Ordinarily the food compliments are omitted when doing the transcription but a verbatim transcript would look something like the above sample. Now imagine the above discussion taking place in an environment that has another 50 patrons also conducting conversations across the table. Throw in a dose of Kenny G in the background and the same 50 patrons speaking even louder to make themselves heard above Kenny G. Now add a mouthful of food to the speaker … and we have what we would call “challenging” audio. It is standard practice for transcriptionists to increase their rates when transcribing an audio of such a nature. It stands to reason that it is going to take a lot longer to transcribe a one-on-one interview conducted in a restaurant, than one that was recorded in a less noisy environment like an office or lounge.

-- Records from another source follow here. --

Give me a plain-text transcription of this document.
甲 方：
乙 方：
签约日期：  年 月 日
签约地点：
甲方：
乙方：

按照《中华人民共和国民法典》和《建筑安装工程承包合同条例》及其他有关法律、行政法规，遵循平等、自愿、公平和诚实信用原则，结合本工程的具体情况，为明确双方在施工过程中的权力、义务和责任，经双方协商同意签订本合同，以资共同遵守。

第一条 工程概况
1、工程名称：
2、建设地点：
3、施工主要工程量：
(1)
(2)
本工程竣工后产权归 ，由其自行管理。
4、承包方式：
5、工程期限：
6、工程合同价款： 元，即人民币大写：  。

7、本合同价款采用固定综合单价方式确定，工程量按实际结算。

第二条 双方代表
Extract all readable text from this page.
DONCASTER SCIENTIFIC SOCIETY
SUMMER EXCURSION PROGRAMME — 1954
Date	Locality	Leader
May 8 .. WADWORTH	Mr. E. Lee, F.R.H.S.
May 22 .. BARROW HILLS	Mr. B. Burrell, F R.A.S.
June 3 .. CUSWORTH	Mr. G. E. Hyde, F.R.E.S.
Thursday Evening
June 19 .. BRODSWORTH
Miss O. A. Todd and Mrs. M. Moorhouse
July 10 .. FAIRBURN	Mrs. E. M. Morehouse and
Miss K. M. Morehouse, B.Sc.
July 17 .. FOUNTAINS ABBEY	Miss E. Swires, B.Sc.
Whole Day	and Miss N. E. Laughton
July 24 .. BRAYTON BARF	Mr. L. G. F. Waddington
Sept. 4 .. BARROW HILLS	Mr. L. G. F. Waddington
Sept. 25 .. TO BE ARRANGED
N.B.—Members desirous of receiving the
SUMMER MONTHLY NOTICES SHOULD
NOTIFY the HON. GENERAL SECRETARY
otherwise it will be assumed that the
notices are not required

To put this in some sort of context, even the presence of an air conditioner in a meeting room can muffle the voices of the participants. Obviously this will have less impact than the guffawing of the restaurant patron sitting at the table next to you. As insidious as white noise can be (or supposed to be), it can make a significant difference to the quality of the audio presented to the transcriptionist.

So when planning the recording of your next hearing or interview, remember to minimise background noise where possible. It is just not possible to eliminate background noise altogether but you can make small adjustments such as closing windows to minimise external traffic noise or requesting participants not to move around the room unless absolutely necessary. Remind the participants that the session is being recorded and where possible to project their voices strongly and direct themselves towards the microphone.